In 1947, in the wake of the communist takeover of Poland, he became a political refugee, living in France and later in the United Kingdom, where he was the leader of the People's Party in exile.
[1][2] His father Marcin, a leading citizen of the village, could read and write, and was involved in the patriotic movement of Lesser Poland, the historic region to which Ruda belonged.
[3][4] Kot attended elementary school in Czarna and Sędziszów and gymnasium in Rzeszów,[5][6] and became active in Polish-independence youth groups in Galicia, part of the Austrian partition of Poland.
[7] From 1914 to 1917 or 1919 (sources vary) he published a newspaper, Wiadomości Polskie (Polish News);[2][7] during that time, his political views shifted from left-leaning to centrist.

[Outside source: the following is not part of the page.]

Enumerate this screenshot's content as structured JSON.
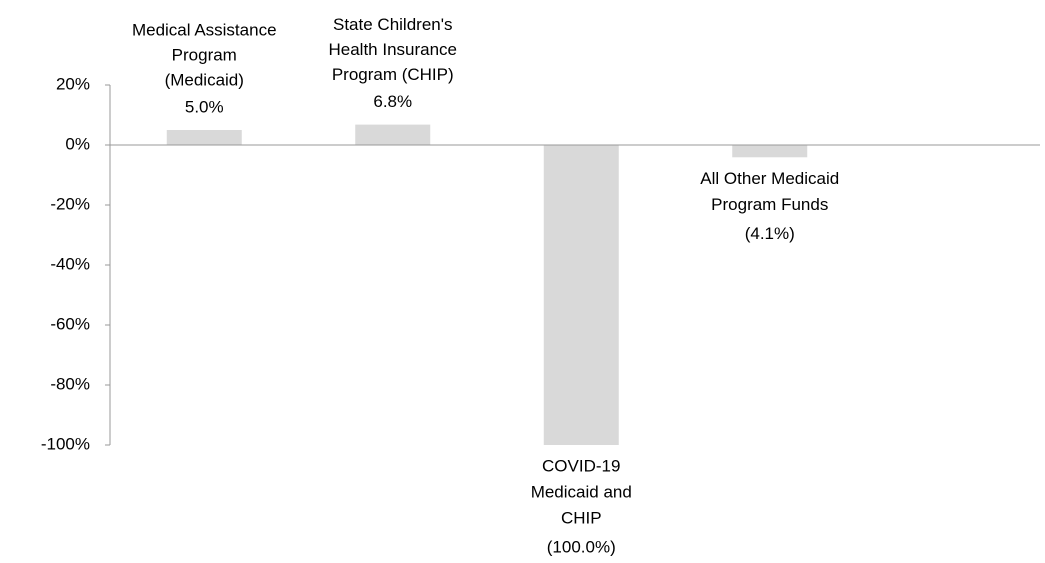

[13] After Poland had in November 1918 regained independence, incarnated as the Second Polish Republic, Kot in 1919 co-founded a publishing house, Krakowska Spółka Wydawnicza [pl],[14] best known for publishing the book series, Biblioteka Narodowa [pl] (The National Library), which continues to the present; up to the outbreak of World War II, he oversaw the publication of 177 volumes.
[7] In 1920 Kot habilitated his doctorate[1][15] and was appointed a professor at Kraków's Jagiellonian University, in 1924 earning a full professorship and holding a chair in the History of Culture newly created for him.
[1][2] For a while he also edited another journal, Archiwum do dziejów literatury i oświaty (Archive for the History of Literature and Education), published by the Polish Academy of Arts and Sciences.
[2] Wiktor Weintraub writes that Kot was a university professor for a period of only thirteen years, cut short by the consequences of his political activities; and that, in assessing Kot the scholar, "one cannot avoid a certain feeling of frustration" since, while he produced substantial research in the decade following his 1909 Ph.D. degree, despite the disruptions of World War I, his subsequent scholarship lost its initial drive and was not as productive.
[19] In 1933, when the Sanation government controlled by Józef Piłsudski was mistreating political prisoners at the Brześć fortress, Kot was a principal organizer of a protest by university professors.
[1][22][6] In 1939, after the German invasion of Poland and the start of the Second World War, Kot escaped to Romania, then through Hungary and Switzerland to France, where in October 1939 he took part in forming the Polish Government in Exile.
[26]: 100 Despite his attempts, he failed to secure the release of some, including Polish-Jewish Bund and Second International executive-committee members Viktor Alter and Henryk Ehrlich.
This was rejected by Stalin, who used the fact that the Germans had also requested such an investigation as "proof" of a Polish-German conspiracy, and turned it into a pretext for breaking off Polish-Soviet diplomatic relations.
[7] In July 1945 Kot returned to Poland with a number of politicians, including Stanisław Mikołajczyk, who hoped to establish a dialogue with the new communist authorities.
[33] He received a grant from the Rockefeller Foundation to publish a study on the Reformation in Poland, but was unable to finish it before his health deteriorated.
[36][37] Peter Brock and Zdzisław Pietrzyk [pl] write: "Like a long line of historians beginning in antiquity, Stanisław Kot was both a writer of history and a politician who helped to shape events.
Whereas in his scholarly writings he preserved a calm impartiality, with any polemical thrust usually concealed from the reader's view, Kot from his [secondary]-school days emerged as 'a passionate politician, evoking strong emotions and partisan prejudices'.
"[38] Polish communist-era historiography described him as a reactionary leader of the extreme nationalist right, even calling him "the greatest enemy of communism and of the revolutionary currents of worker-peasant collaboration.
"[7] In the West, some Polish émigrés criticized him for opposing Józef Piłsudski's interbellum Sanation political movement and for attempting to find a modus vivendi with communist authorities during and after World War II.
In 1928, Sanation founder Józef Piłsudski had relieved Władysław Sikorski of his army command; the latter would go on to become Kot's colleague in the wartime exile government.
[1][2][39] Critics have seen Kot's last official appointment, as the Polish communist government's ambassador to Rome, as a disappointing end to his political career.
[39] Janusz Tazbir comments that "it is a tragedy" that, too often in Kot's life, especially after 1939, "the mediocre politician stole the limelight from the magisterial scholar".
[8]: 37 Lucyna Hurło writes that "his works in the... history of education, culture, literature, and [the R]eformation and Antitrinitarianism exemplify [scholarly] reliability.
"[7] Waclaw Soroka writes that "in Kot, the intellectual history of Poland and Eastern and Central Europe gained an outstanding researcher and exponent.
"[19] Kot won high praise for his organizational activities, including his work with committees, his founding and editing of scholarly journals and book series, his organizing of conferences, his mentoring of numerous graduate students.
[43] Conference materials were published in a 2001 book of the same title, whose cover note described Kot as "undeniably a great scholar and politician".